Сожаление дяди о потере предмета столь пустой прихоти вынудило у меня улыбку; но она вдруг погасла, и я опять погрузился в мрачную думу, которая угнетала мою грудь с самого утра. Кроме скорби, возбуждаемой общим бедствием, моя любовь к Саяне была главным ее источником. Я принужден был страдать ревностью даже среди ужасов вспыхнувшего мятежа природы. Саяна плакала, не говорила со мною, отвергала мои утешения, и я по несчастию постигал причину ее горести: она грустила не о потере имения, не о погибели родных и отечества, не об истреблении нескольких сот тысяч сограждан, но о разрушении гостиных, о расстройстве общества – того избранного, шумного, блестящего общества, в котором царствовала она своею красотою; где она счастливила своими улыбками и приводила в отчаяние своими суровыми взглядами; где жили ее льстецы; где она затмевала и бесила своих соперниц. Спасение одного любовника, одного верного друга, не могло вознаградить ей отсутствия толпы холодных обожателей, рассеянного внезапною бурею роя красивых мотыльков, с которыми играла она всю свою молодость. Я для нее был ничто, или, лучше сказать, я был все – но один. Ей казалось, что нам вдвоем будет скучно!!. Я утверждал противное, доказывая, что без этих господ нам будет гораздо веселее. Легкий упрек в тщеславии, который позволил я себе сделать ей при этом случае, весьма ей не понравился.
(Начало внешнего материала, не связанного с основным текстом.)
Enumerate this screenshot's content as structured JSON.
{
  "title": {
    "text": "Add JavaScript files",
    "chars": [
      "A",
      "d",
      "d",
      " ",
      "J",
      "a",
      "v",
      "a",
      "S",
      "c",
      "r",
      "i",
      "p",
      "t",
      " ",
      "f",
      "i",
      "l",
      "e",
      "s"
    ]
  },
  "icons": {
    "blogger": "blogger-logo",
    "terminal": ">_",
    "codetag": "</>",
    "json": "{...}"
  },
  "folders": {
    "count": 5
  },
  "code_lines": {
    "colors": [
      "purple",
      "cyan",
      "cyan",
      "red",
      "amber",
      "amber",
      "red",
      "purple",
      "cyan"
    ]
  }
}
Она рассердилась, и мы поссорились верхом на мамонте. Мы оборотились друг к другу задам. Мой мамонт выпрямил свой хобот вверх, наподобие столба, и покачал им тихонько в знак того, что нехорошо так ссориться в присутствии всего города!.. Я сказал мамонту, что он дурак.
Итак, мои любовные мучения не прекратились ни супружеством, ни землетрясением!.. Это почти невероятно. Вот что значит модная женщина, воспитанная в вихре большого света!.. Надобно же, чтоб подобные женщины были прелестны собою и чтоб люди были обязаны влюбляться в них без памяти?..
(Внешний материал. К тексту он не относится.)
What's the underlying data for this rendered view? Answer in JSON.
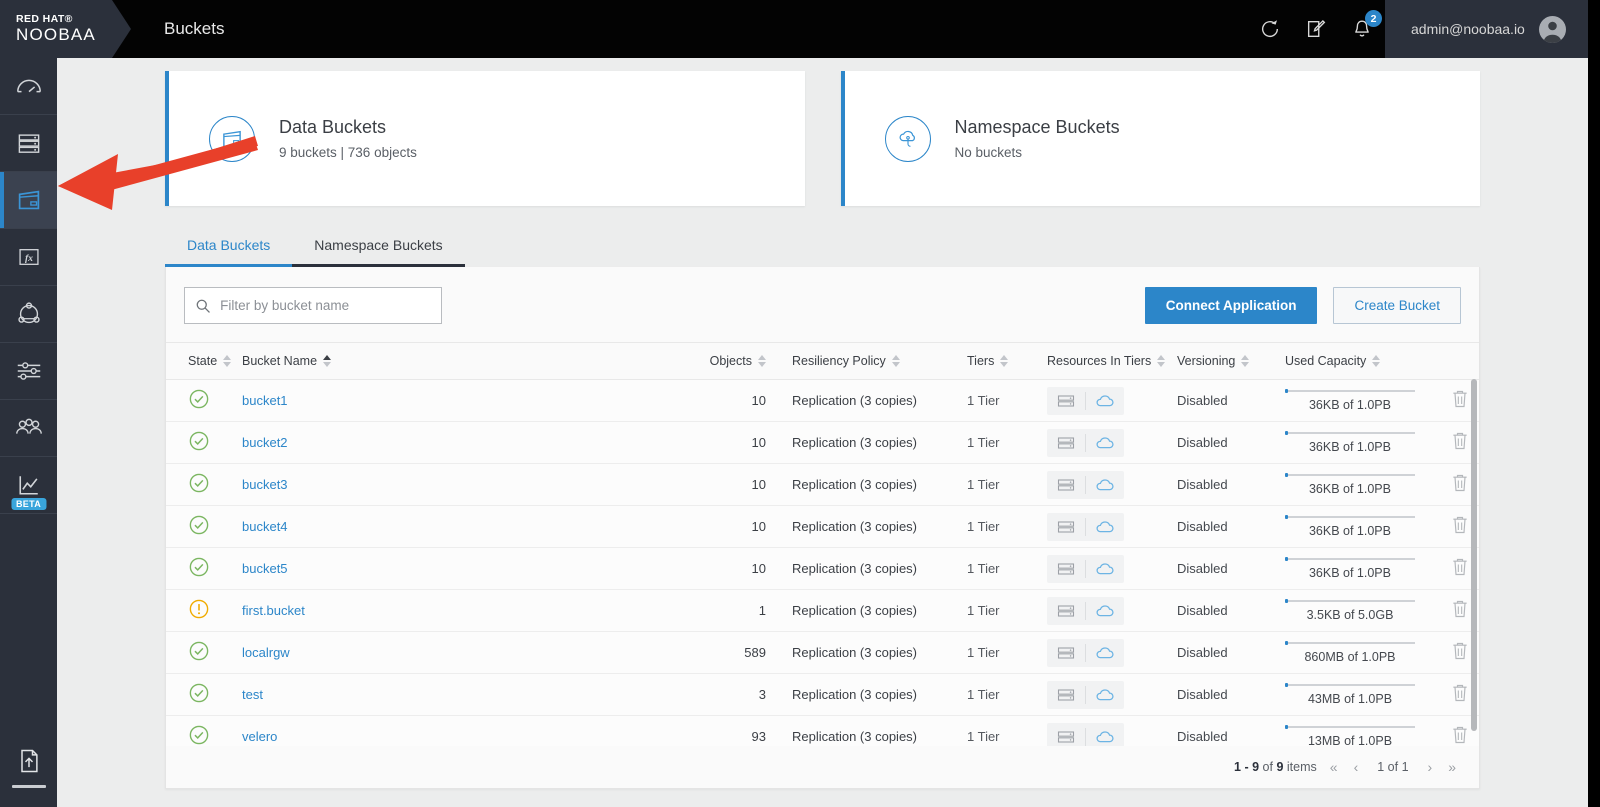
{
  "topbar": {
    "logo_line1": "RED HAT®",
    "logo_line2": "NOOBAA",
    "title": "Buckets",
    "refresh_icon": "refresh-icon",
    "edit_icon": "edit-note-icon",
    "bell_icon": "bell-icon",
    "notification_count": "2",
    "user_email": "admin@noobaa.io"
  },
  "sidebar": {
    "items": [
      {
        "name": "overview",
        "icon": "gauge-icon",
        "active": false
      },
      {
        "name": "resources",
        "icon": "server-stack-icon",
        "active": false
      },
      {
        "name": "buckets",
        "icon": "bucket-icon",
        "active": true
      },
      {
        "name": "functions",
        "icon": "fx-icon",
        "active": false
      },
      {
        "name": "namespace",
        "icon": "topology-icon",
        "active": false
      },
      {
        "name": "settings",
        "icon": "sliders-icon",
        "active": false
      },
      {
        "name": "accounts",
        "icon": "users-icon",
        "active": false
      },
      {
        "name": "analytics",
        "icon": "chart-line-icon",
        "active": false,
        "badge": "BETA"
      }
    ],
    "bottom": {
      "name": "upload-files",
      "icon": "file-upload-icon"
    }
  },
  "cards": [
    {
      "icon": "bucket-icon",
      "title": "Data Buckets",
      "subtitle": "9 buckets | 736 objects"
    },
    {
      "icon": "namespace-cloud-icon",
      "title": "Namespace Buckets",
      "subtitle": "No buckets"
    }
  ],
  "tabs": [
    {
      "label": "Data Buckets",
      "active": true
    },
    {
      "label": "Namespace Buckets",
      "active": false
    }
  ],
  "toolbar": {
    "search_placeholder": "Filter by bucket name",
    "search_value": "",
    "search_icon": "search-icon",
    "connect_application_label": "Connect Application",
    "create_bucket_label": "Create Bucket"
  },
  "table": {
    "columns": [
      {
        "label": "State",
        "sort": "none"
      },
      {
        "label": "Bucket Name",
        "sort": "asc"
      },
      {
        "label": "Objects",
        "sort": "none"
      },
      {
        "label": "Resiliency Policy",
        "sort": "none"
      },
      {
        "label": "Tiers",
        "sort": "none"
      },
      {
        "label": "Resources In Tiers",
        "sort": "none"
      },
      {
        "label": "Versioning",
        "sort": "none"
      },
      {
        "label": "Used Capacity",
        "sort": "none"
      }
    ],
    "rows": [
      {
        "state": "healthy",
        "name": "bucket1",
        "objects": "10",
        "policy": "Replication (3 copies)",
        "tiers": "1 Tier",
        "resources": [
          "server-icon",
          "cloud-icon"
        ],
        "versioning": "Disabled",
        "capacity_text": "36KB of 1.0PB",
        "capacity_pct": 1
      },
      {
        "state": "healthy",
        "name": "bucket2",
        "objects": "10",
        "policy": "Replication (3 copies)",
        "tiers": "1 Tier",
        "resources": [
          "server-icon",
          "cloud-icon"
        ],
        "versioning": "Disabled",
        "capacity_text": "36KB of 1.0PB",
        "capacity_pct": 1
      },
      {
        "state": "healthy",
        "name": "bucket3",
        "objects": "10",
        "policy": "Replication (3 copies)",
        "tiers": "1 Tier",
        "resources": [
          "server-icon",
          "cloud-icon"
        ],
        "versioning": "Disabled",
        "capacity_text": "36KB of 1.0PB",
        "capacity_pct": 1
      },
      {
        "state": "healthy",
        "name": "bucket4",
        "objects": "10",
        "policy": "Replication (3 copies)",
        "tiers": "1 Tier",
        "resources": [
          "server-icon",
          "cloud-icon"
        ],
        "versioning": "Disabled",
        "capacity_text": "36KB of 1.0PB",
        "capacity_pct": 1
      },
      {
        "state": "healthy",
        "name": "bucket5",
        "objects": "10",
        "policy": "Replication (3 copies)",
        "tiers": "1 Tier",
        "resources": [
          "server-icon",
          "cloud-icon"
        ],
        "versioning": "Disabled",
        "capacity_text": "36KB of 1.0PB",
        "capacity_pct": 1
      },
      {
        "state": "warning",
        "name": "first.bucket",
        "objects": "1",
        "policy": "Replication (3 copies)",
        "tiers": "1 Tier",
        "resources": [
          "server-icon",
          "cloud-icon"
        ],
        "versioning": "Disabled",
        "capacity_text": "3.5KB of 5.0GB",
        "capacity_pct": 1
      },
      {
        "state": "healthy",
        "name": "localrgw",
        "objects": "589",
        "policy": "Replication (3 copies)",
        "tiers": "1 Tier",
        "resources": [
          "server-icon",
          "cloud-icon"
        ],
        "versioning": "Disabled",
        "capacity_text": "860MB of 1.0PB",
        "capacity_pct": 1
      },
      {
        "state": "healthy",
        "name": "test",
        "objects": "3",
        "policy": "Replication (3 copies)",
        "tiers": "1 Tier",
        "resources": [
          "server-icon",
          "cloud-icon"
        ],
        "versioning": "Disabled",
        "capacity_text": "43MB of 1.0PB",
        "capacity_pct": 1
      },
      {
        "state": "healthy",
        "name": "velero",
        "objects": "93",
        "policy": "Replication (3 copies)",
        "tiers": "1 Tier",
        "resources": [
          "server-icon",
          "cloud-icon"
        ],
        "versioning": "Disabled",
        "capacity_text": "13MB of 1.0PB",
        "capacity_pct": 1
      }
    ],
    "delete_icon": "trash-icon"
  },
  "pagination": {
    "range_start": "1 - 9",
    "of_label": "of",
    "total": "9",
    "items_label": "items",
    "first_icon": "«",
    "prev_icon": "‹",
    "page_label": "1 of 1",
    "next_icon": "›",
    "last_icon": "»"
  },
  "annotation": {
    "arrow_color": "#e8402a",
    "points_to": "sidebar-item-buckets"
  },
  "colors": {
    "accent": "#2c86c9",
    "sidebar_bg": "#2b303b",
    "topbar_bg": "#030303",
    "healthy": "#7bb661",
    "warning": "#f0ab00",
    "page_bg": "#eceded"
  }
}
Мы уже выехали из города, уже поднимались на высоты и все еще не говорили друг с другом ни слова. Почва, по которой мы проезжали, была истрескана в странные узоры, и на пути нередко попадались широкие трещины, через которые следовало перескакивать. Холмы были разрушены: одни осыпались и изгладились; другие лежали разбитые на несколько частей. В иных местах разверзтая планета изрыгнула из своего лона кучи огромных утесов. Прежние озера иссякли, и вместо их появились другие. Но самый примечательный признак опустошения являли деревья: леса были всклочены; в роще и на поле не оставалось и двух дерев в перпендикулярном положении к земле: все стояли вкось, под различными углами наклонения и всякое в свою сторону. Многие дубы, теки, сикоморы и платаны были скручены, как липовые веточки, а некоторые расколоты так, что человек удобно мог бы пройти в них сквозь пень, как в двери. Мы долго искали цельного и не занятого другими куска земли, где бы могли временно поселиться, и наконец остановились в одной пальмовой роще. Мои люди мигом построили для нас шалаш из ветвей.
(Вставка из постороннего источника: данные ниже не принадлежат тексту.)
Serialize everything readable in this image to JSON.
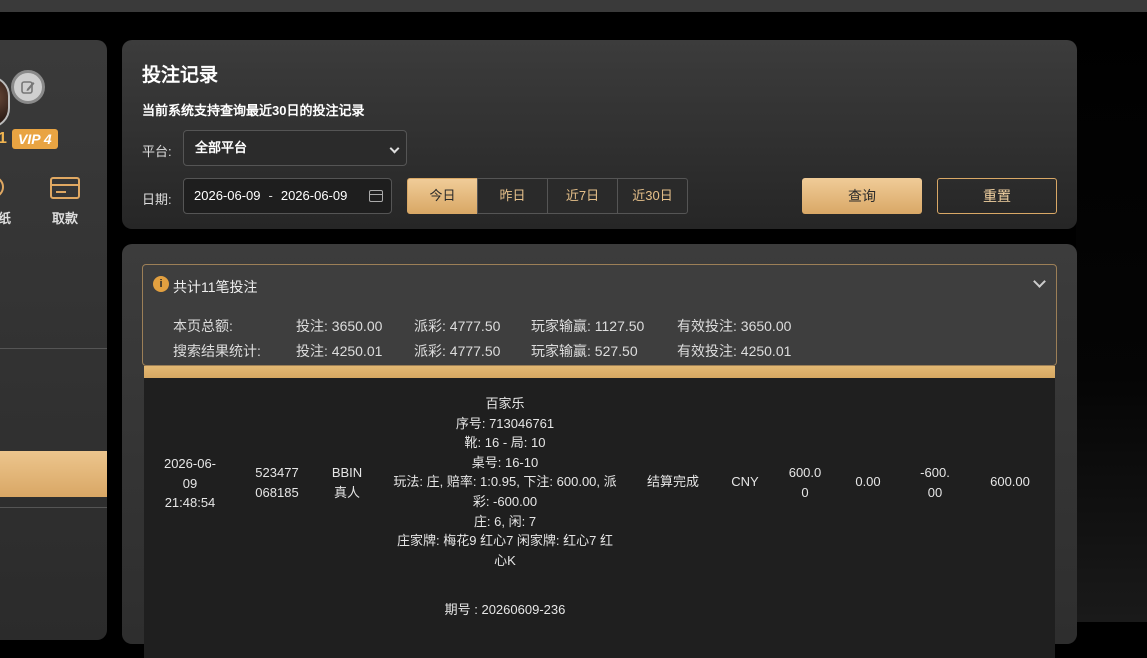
{
  "sidebar": {
    "vip": "VIP 4",
    "username_fragment": "1",
    "action_left_label": "纸",
    "action_withdraw_label": "取款"
  },
  "page": {
    "title": "投注记录",
    "subtitle": "当前系统支持查询最近30日的投注记录"
  },
  "filters": {
    "platform_label": "平台:",
    "platform_value": "全部平台",
    "date_label": "日期:",
    "date_start": "2026-06-09",
    "date_sep": "-",
    "date_end": "2026-06-09",
    "ranges": [
      "今日",
      "昨日",
      "近7日",
      "近30日"
    ],
    "active_range": "今日",
    "query_label": "查询",
    "reset_label": "重置"
  },
  "summary": {
    "total_text": "共计11笔投注",
    "page_total_label": "本页总额:",
    "search_stats_label": "搜索结果统计:",
    "page_total": {
      "bet": "投注: 3650.00",
      "payout": "派彩: 4777.50",
      "player_win": "玩家输赢: 1127.50",
      "valid_bet": "有效投注: 3650.00"
    },
    "search_total": {
      "bet": "投注: 4250.01",
      "payout": "派彩: 4777.50",
      "player_win": "玩家输赢: 527.50",
      "valid_bet": "有效投注: 4250.01"
    }
  },
  "rows": [
    {
      "time": [
        "2026-06-",
        "09",
        "21:48:54"
      ],
      "order_no": [
        "523477",
        "068185"
      ],
      "platform": [
        "BBIN",
        "真人"
      ],
      "details": [
        "百家乐",
        "序号: 713046761",
        "靴: 16 - 局: 10",
        "桌号: 16-10",
        "玩法: 庄, 赔率: 1:0.95, 下注: 600.00, 派",
        "彩: -600.00",
        "庄: 6, 闲: 7",
        "庄家牌: 梅花9 红心7 闲家牌: 红心7 红",
        "心K"
      ],
      "status": "结算完成",
      "currency": "CNY",
      "bet": [
        "600.0",
        "0"
      ],
      "payout": "0.00",
      "win": [
        "-600.",
        "00"
      ],
      "valid": "600.00"
    },
    {
      "details": [
        "期号 : 20260609-236"
      ]
    }
  ],
  "colors": {
    "accent": "#d9a866",
    "accent_light": "#f0cc98",
    "card_bg": "#3c3c3c",
    "table_bg": "#1f1f1f"
  }
}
Сверх всякого чаяния, мы тут очутились в кругу наших знакомцев. Туча молодых франтов слетелась к нам изо всей рощи. Рассказы о вчерашних приключениях, шутки над минувшею опасностью, приветствия и остроты, лесть и злословие превратили наш приют в блистательную гостиную или в храм лицемерства. Саяна вдруг развеселилась. Она опять улыбалась, опять господствовала над всем мужским полом и опять была счастлива. В общей и весьма искусной раздаче приветливых взглядов и я, покорнейший муж и слуга, удостоился от нее одного, в котором большими иероглифами начертано было милостивое прощение моей неуместной ревности и преступного желания, чтоб моя жена нравилась только одному мне. Я чуть не лопнул с досады.
Но вскоре убедились мы, что опасность еще не миновала. Не одна Лена переменила свое направление: все вообще реки и потоки оставили свои русла и, встретив преграды на вновь избранном пути, начали наводнять равнины. Вода показалась в небольшом расстоянии от нашего стана и поминутно поглощала большее и большее пространство. Некоторые утверждали, что она вытекает из-под земли, и здесь в первый раз произнесено было между нами ужасное слово – потоп! Все были того мнения, что надобно уходить в Сасахаарские горы, куда многие семейства отправились еще на заре.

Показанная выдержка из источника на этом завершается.